Rêveuse, par Carole Menahem-Lilin

Texte inspiré par  "Julie rêveuse", toile de Berthe Morisot

 

 

Je passais souvent devant ta maison cette année là. Derrière les grilles noires, les arbres fruitiers balançaient, et toi, assise à la longue table ou sur le banc, désoccupée, tu rêvais. Tu avais de longs cheveux couleur de miel. Je n’aurais su dire la teinte de tes yeux, tu étais trop éloignée pour cela, et d’ailleurs tu ne me regardais pas – mais je les imaginais dans un même halo doré. Immanquablement tu portais l’une de ces longues robes blanches, aux manches gonflées comme prêtes à s’envoler, que l’on n’ose exposer aux déchirures, aux salissures, aux risques de la vie ; et si tu demeurais si tranquille, comme absente, c’était la robe peut-être qui te l’imposait. Voilà en tout cas ce que moi je pensais. Je pensais aussi qu’il m’aurait été doux de me tenir comme toi, oisive et aux aguets, si je l’avais pu. Mais il n’en était pas question.

Nous avions sensiblement le même âge, seize ans ; mais moi je travaillais déjà. Cette année là je faisais porteuse de pains, j’allais de maison en maison avec les miches et les brioches dans mon panier ou ma hotte d’osier. Jusqu’à la fin de l’hiver j’avais dans une blanchisserie, c’était autrement éprouvant, vapeurs chaudes et odeurs froides, j’en avais la peau des doigts qui se détachait. Non, ce printemps là j’étais heureuse, vraiment ; et même quand il pleuvait, j’allais mes petits pas en chantonnant entre les flaques et les pavés.

Seulement quand il pleuvait je ne te voyais pas (ou bien de si loin, visage blanc et flou à une fenêtre). Et quand je ne te voyais pas, assise languide sous les arbres ou dans la danse bleue des iris, ma journée n’était pas complète. Elle avait beau m’apporter toutes sortes de gaietés, d’événements rassurants ou inattendus, elle gardait un aspect inachevé, irritant.
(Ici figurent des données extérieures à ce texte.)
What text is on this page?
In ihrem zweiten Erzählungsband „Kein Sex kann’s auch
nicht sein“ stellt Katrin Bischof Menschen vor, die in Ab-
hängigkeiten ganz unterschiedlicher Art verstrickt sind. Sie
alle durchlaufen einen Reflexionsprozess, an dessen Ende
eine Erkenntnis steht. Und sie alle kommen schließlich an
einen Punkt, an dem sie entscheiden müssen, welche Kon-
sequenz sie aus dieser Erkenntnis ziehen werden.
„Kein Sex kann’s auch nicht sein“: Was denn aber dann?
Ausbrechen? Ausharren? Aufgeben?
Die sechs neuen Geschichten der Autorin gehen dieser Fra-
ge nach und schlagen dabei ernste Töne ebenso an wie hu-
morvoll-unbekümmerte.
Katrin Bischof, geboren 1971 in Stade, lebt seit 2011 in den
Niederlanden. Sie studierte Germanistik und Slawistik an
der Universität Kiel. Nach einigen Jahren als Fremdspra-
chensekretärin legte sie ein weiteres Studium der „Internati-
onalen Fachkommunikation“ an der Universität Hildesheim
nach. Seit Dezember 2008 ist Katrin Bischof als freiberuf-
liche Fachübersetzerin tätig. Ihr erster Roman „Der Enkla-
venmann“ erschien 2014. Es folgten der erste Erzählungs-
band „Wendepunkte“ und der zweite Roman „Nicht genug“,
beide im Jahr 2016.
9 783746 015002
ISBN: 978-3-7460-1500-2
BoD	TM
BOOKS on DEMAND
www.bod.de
Autour de toi cela s’agitait : une adolescente plus jeune et une servante cueillaient les cerises et les pommes, l’une grimpée à une échelle tandis que l’autre, dans son bras replié, maintenait le panier. Toi, tu les regardais sans faire mine d’aller les aider.

Ou bien la cuisinière venait s’installer à la table pour écosser les pois, éplucher les haricots. Là, parfois tu prêtais la main ; une longue main nonchalante et lente.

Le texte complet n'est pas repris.